Still, 98 percent of respondents plan to spend more than a million dollars on IT security in 2017.
The survey, conducted by the Ponemon Institute and sponsored by Citrix, also found that 65 percent of respondents said their organization isn't able to reduce the risk from unapproved applications, and 64 percent said they have no way to reduce the risk from unmanaged data.
Just 40 percent of respondents said their organization is hiring knowledgeable and experienced security practitioners, and only 48 percent said their organization has security policies in place to ensure employees and third parties only have the appropriate levels of access to sensitive business data.
When asked what would help them better manage security challenges, 53 percent said a unified view of users across the enterprise would help, and 48 percent said an ability to keep up with new or emerging attacks would do so.
"Security today is not about the number of security technologies your business invests in," Citrix chief security officer Stan Black said in a statement. "It's about investing in the right security technologies that will help protect applications and data, no matter where they're used or stored."
According to a separate survey of more than 3,000 key professionals responsible for cyber security decisions at their companies in the U.S., U.K. and Germany, 53 percent of businesses in three countries are unprepared to deal with cyber attacks.
The survey, conducted by Forrester Consulting and sponsored by Hiscox, assessed companies' cyber readiness in four key areas: strategy, resourcing, technology and process.

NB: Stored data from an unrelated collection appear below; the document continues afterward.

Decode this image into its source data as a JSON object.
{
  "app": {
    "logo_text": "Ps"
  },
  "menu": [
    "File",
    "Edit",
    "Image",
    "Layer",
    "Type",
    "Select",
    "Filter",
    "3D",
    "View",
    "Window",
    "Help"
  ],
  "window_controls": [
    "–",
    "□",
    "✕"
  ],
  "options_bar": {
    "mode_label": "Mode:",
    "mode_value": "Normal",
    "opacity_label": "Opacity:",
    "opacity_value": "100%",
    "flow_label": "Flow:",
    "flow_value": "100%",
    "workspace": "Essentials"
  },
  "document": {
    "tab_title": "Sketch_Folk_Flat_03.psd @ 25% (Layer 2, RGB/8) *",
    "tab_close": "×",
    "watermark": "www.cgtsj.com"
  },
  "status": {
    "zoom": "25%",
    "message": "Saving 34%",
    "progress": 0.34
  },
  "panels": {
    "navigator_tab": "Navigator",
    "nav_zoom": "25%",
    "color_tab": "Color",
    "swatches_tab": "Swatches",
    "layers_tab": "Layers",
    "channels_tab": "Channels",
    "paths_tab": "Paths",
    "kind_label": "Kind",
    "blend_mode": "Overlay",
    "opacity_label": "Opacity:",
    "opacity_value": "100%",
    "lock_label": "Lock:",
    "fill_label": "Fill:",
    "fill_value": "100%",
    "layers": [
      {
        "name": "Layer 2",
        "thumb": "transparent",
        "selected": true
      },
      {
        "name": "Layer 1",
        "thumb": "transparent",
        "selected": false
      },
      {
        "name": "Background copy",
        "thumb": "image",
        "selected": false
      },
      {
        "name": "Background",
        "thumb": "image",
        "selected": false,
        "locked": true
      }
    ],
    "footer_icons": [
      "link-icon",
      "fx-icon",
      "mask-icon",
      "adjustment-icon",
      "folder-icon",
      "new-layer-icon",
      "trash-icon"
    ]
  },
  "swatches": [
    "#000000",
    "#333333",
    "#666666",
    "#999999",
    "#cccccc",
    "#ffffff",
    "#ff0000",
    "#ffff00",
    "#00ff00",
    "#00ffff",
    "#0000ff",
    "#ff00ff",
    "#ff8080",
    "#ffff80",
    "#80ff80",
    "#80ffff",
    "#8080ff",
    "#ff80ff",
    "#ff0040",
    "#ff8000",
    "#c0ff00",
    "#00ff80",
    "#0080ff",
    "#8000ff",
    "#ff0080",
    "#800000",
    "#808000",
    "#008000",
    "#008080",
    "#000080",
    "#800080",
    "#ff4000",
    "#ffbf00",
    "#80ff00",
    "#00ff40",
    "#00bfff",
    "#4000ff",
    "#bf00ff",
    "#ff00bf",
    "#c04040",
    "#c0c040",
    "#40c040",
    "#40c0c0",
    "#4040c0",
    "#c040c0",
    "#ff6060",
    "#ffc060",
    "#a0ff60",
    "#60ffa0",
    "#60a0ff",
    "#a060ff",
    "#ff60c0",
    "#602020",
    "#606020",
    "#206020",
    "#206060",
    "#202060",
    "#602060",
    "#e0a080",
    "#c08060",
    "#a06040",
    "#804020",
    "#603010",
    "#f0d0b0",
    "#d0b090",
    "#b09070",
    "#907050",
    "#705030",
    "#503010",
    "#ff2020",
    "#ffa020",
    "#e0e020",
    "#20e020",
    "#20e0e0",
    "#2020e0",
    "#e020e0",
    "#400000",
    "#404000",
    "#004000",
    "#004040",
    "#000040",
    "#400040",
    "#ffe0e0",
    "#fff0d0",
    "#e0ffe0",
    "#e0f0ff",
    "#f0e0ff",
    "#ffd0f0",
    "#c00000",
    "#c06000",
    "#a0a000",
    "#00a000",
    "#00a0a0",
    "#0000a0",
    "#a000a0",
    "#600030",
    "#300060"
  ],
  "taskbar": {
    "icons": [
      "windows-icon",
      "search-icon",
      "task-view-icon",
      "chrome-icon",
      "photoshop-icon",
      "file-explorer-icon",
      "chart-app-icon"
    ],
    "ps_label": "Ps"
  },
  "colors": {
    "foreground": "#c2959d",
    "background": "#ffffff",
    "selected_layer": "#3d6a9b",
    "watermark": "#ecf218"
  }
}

Just 30 percent of respondents qualified as "expert" in all four areas.
Fifty-seven percent of companies admitted having experienced a cyber attack in the past year, and 42 percent have been hit with two or more.
Just 43 percent of German companies believe their government is doing enough to protect them from cyber attacks, compared to 62 percent in the U.S. and 48 percent in the U.K.
Forty percent of companies in all three countries have taken out cyber insurance -- 55 percent of U.S. companies have done so.
Fifty-nine percent of cyber security budgets are expected to increase by 5 percent or more in the coming year, and 21 percent will increase by 10 percent or more.